>>17923030
It's especially odd since there are many statements in the Tanakh that seem more plausibly indicative of resurrection than the one Jesus chose, like
Isaiah 25:7-8
"And he will destroy on this mountain the shroud that is cast over all peoples, the covering that is spread over all nations; he will swallow up death forever."
Isaiah 26:19
"Your dead shall live; their corpses shall rise. Those who dwell in the dust will awake and shout for joy! For your dew is a radiant dew, and the earth will give birth to those long dead."
Daniel 12:2-3
"Many of those who sleep in the dust of the earth shall awake, some to everlasting life and some to shame and everlasting contempt.
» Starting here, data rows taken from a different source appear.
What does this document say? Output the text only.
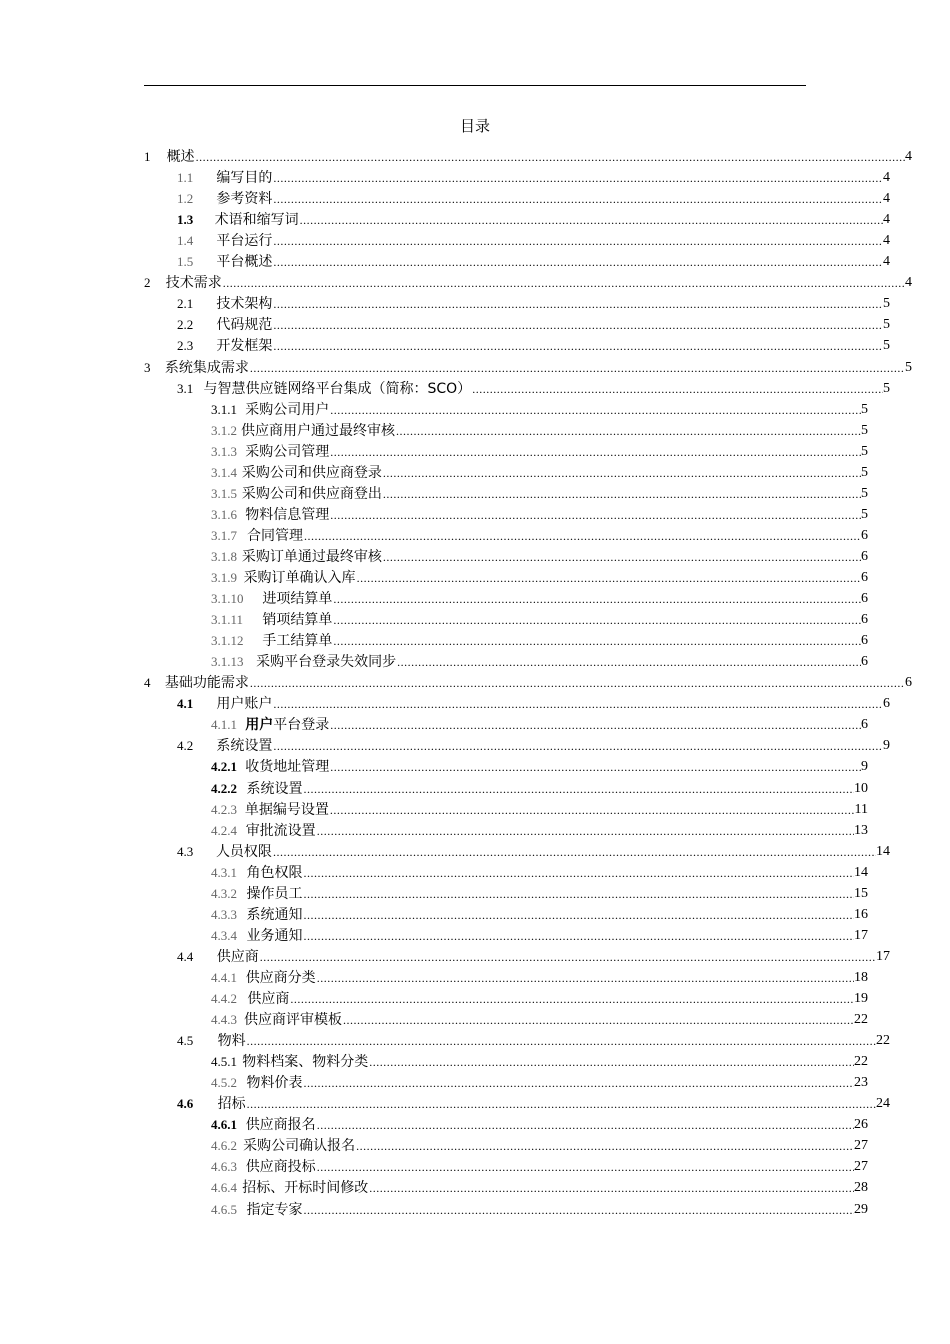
目录
1	概述 .....	4
1.1	编写目的 .....	4
1.2	参考资料 .....	4
1.3	术语和缩写词 .....	4
1.4	平台运行 .....	4
1.5	平台概述 .....	4
2	技术需求 .....	4
2.1	技术架构 .....	5
2.2	代码规范 .....	5
2.3	开发框架 .....	5
3	系统集成需求 .....	5
3.1 与智慧供应链网络平台集成（简称：SCO） .....	5
3.1.1 采购公司用户 .....	5
3.1.2 供应商用户通过最终审核 .....	5
3.1.3 采购公司管理 .....	5
3.1.4 采购公司和供应商登录 .....	5
3.1.5 采购公司和供应商登出 .....	5
3.1.6 物料信息管理 .....	5
3.1.7 合同管理 .....	6
3.1.8 采购订单通过最终审核 .....	6
3.1.9 采购订单确认入库 .....	6
3.1.10	进项结算单 .....	6
3.1.11	销项结算单 .....	6
3.1.12	手工结算单 .....	6
3.1.13 采购平台登录失效同步 .....	6
4	基础功能需求 .....	6
4.1	用户账户 .....	6
4.1.1 用户平台登录 .....	6
4.2	系统设置 .....	9
4.2.1 收货地址管理 .....	9
4.2.2 系统设置 .....	10
4.2.3 单据编号设置 .....	11
4.2.4 审批流设置 .....	13
4.3	人员权限 .....	14
4.3.1 角色权限 .....	14
4.3.2 操作员工 .....	15
4.3.3 系统通知 .....	16
4.3.4 业务通知 .....	17
4.4	供应商 .....	17
4.4.1 供应商分类 .....	18
4.4.2 供应商 .....	19
4.4.3 供应商评审模板 .....	22
4.5	物料 .....	22
4.5.1 物料档案、物料分类 .....	22
4.5.2 物料价表 .....	23
4.6	招标 .....	24
4.6.1 供应商报名 .....	26
4.6.2 采购公司确认报名 .....	27
4.6.3 供应商投标 .....	27
4.6.4 招标、开标时间修改 .....	28
4.6.5 指定专家 .....	29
Those who are wise shall shine like the brightness of the sky, and those who lead the many to righteousness, like the stars forever and ever."
One explanation for Jesus' strange choice is that the Sadducees didn't accept anything but the Torah (as in Samaritanism) so Jesus was limited to arguing for resurrection from the Torah, but most of the evidence for that seems to be from the church fathers speculating about why Jesus gave them such a weird argument, and it isn't mentioned by the sources you would expect to mention it like Josephus.
According to one source a few centuries later (
https://www.sefaria.org/Midrash_Tanchuma%2C_Bereshit.5.3?lang=en), the Sadducees used Job 7:9 to defend their belief, "As the cloud fades and vanishes, so those who go down to Sheol do not come up." So maybe they accepted the whole Tanakh but gave some books like Job precedence over the prophets and defaulted to interpreting the prophets as speaking metaphorically wherever there were disagreements. But perhaps they gave the Torah the highest precedence and assumed literalism of all, so that was still what Jesus would've had to rely on to make the case for resurrection to them.